Dann geht’s ans Eingemachte. Versöhnlich ist heute Abend nichts. Mitten in der Jury-Diskussion wälzt sich eine Woge der Erregung durch den Saal. Plötzlich stehen die Zuschauer. Mit fletschenden Zähnen bewegen sie sich Richtung Bühne, klettern über die Sitze, fallen übereinander her, schlagen voller Wut auf die Kritiker ein. Die haben sich hinter den Tischen verbarrikadiert, werfen und schlagen mit allem, was sie finden, um sich. Die Situation ist erschreckend. Ein paar Dutzend Männer blockieren den Eingang zum Foyer. Nur mit gewaltigem Aufwand von Polizei und Wachleuten gelingt es, das Theater zu stürmen. Es gibt ein brutales Handgemenge. Blut. Festnahmen. Viele Verletzte, keine Toten.

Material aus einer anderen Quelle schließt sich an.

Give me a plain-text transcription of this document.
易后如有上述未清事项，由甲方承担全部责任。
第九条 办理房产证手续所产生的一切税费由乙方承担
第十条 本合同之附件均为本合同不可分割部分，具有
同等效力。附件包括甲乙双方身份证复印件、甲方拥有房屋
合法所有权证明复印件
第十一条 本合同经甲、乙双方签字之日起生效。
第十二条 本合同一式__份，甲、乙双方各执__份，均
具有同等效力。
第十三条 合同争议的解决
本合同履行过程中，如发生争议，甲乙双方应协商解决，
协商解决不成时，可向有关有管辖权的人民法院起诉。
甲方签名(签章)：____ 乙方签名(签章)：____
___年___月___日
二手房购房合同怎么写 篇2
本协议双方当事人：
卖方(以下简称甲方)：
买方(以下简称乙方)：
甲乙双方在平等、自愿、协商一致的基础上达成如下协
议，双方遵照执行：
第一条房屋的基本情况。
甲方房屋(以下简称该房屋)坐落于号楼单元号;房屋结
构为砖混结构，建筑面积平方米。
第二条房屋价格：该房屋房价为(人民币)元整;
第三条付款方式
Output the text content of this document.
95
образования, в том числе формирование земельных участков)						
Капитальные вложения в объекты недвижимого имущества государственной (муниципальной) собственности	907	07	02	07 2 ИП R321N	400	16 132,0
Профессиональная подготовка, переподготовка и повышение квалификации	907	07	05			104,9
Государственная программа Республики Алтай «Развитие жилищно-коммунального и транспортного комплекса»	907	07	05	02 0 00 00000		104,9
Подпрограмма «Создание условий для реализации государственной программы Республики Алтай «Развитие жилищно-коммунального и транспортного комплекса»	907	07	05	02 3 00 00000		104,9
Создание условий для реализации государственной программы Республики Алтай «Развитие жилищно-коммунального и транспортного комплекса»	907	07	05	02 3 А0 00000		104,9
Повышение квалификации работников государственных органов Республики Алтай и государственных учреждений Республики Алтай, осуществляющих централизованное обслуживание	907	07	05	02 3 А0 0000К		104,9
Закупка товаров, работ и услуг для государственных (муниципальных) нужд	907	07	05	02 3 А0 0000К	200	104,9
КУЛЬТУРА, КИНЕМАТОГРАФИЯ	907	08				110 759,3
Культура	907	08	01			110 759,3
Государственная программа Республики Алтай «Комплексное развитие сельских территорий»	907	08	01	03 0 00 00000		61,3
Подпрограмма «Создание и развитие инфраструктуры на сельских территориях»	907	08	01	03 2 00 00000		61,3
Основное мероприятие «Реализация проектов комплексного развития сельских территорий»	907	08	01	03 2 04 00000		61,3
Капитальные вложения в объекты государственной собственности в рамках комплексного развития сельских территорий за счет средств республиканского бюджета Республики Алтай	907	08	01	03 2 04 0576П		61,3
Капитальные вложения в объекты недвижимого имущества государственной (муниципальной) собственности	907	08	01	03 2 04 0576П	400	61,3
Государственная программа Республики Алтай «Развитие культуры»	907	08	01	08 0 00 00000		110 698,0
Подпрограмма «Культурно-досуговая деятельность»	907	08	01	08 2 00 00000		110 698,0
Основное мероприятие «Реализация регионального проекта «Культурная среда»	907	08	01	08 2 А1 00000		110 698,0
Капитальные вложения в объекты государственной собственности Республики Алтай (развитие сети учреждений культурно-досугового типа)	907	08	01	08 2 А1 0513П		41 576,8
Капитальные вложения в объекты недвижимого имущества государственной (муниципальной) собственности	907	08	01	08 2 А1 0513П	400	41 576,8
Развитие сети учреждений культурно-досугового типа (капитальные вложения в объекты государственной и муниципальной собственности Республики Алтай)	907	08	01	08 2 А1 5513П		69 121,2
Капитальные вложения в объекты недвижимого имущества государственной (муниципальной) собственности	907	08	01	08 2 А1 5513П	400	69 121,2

Nein, so war es nicht. Hier eine Chronologie all jener Jury-Debatten-Ereignisse, die wahrscheinlich (zu Unrecht) in Vergessenheit geraten werden:

22:40 Uhr Ein kränkelnder Mann in der ersten Reihe öffnet seine Thermosflasche. Hagebutte. 

23:19 Uhr Die Temperatur steigt. Auf den zwei Brezeltellern der Jury liegt jeweils eine Brezel weniger.

23:42 Uhr Hinter der Bühne fällt ein Gegenstand geräuschvoll zu Boden. Benjamin von Blomberg: „Da ist jemand in Ohnmacht gefallen.“ Keiner lacht.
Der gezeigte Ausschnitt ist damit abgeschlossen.